27 November 2006

Allocating Mondays

The point of economic theory is to model, and preferably enable, the efficient allocation of scarce resources (for some value of "efficient"). Periodically, the balance in the status quo shifts, usually based upon internalization of an external influence. Sometimes this includes the creation (or death) of a market; other times, this includes shifts within an existing market.1 In publishing, this has usually been a technological change, ranging from widespread availability of paper, the printing press, and mechanization of printing through the steam press and mechanical typesetting to the electronic and information technologies with which neither the industry nor the public has assimilated. Admittedly, some of the changes in publishing have had nontechnological causes, but (with only one exception) these causes have themselves been driven by technological change. That exception is the returns system; but I've said my piece on that particular economic inefficiency.
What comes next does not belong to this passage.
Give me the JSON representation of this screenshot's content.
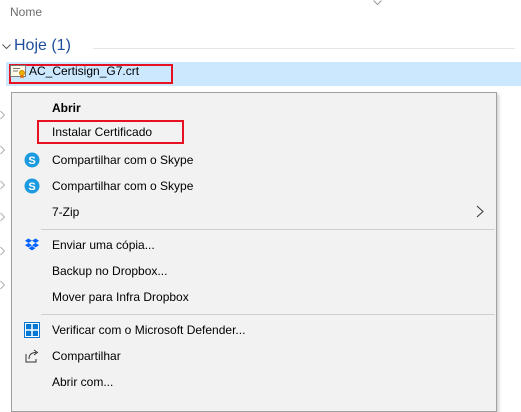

One aspect of technological change has proven a constant predictor of incipient crises in the publishing industry: Changes in the economic viability of small-run/small-audience works. This isn't just book/magazine publishing, either; it also includes recordations of all kinds, with classical music providing an excellent window into the problems with the carrying cost of low-demand works. Shifts in printing and distribution technology also have interesting — if not entirely clear — effects on market participation by low-demand works, often with the objective of using a low-demand distribution system to create a larger demand (and thereby escape the low-demand system for the Big Time).

Unfortunately, the quality of a work is seldom strongly correlated with its success in the publishing marketplace. Sometimes this is amusing, as in the bad sex prize. Sometimes, it's merely immensely frustrating to try to find a reasoned award given to a bestseller... and vice versa. It's even worse when one considers that most books really are judged by their covers. But it's Monday, so I suppose that pessimism is to be expected.


  1. Central-control systems, such as true communism, still live within the market, however much they might try to deny it. The critical assumption of central-control systems is that no necessity is scarce; if any necessity is scarce, even central-control systems must adopt marketlike mechanisms to rectify that scarcity. Sometimes, that "marketlike mechanism" has tried to put an explicit price on freedom... or, at least, on avoiding the gulag.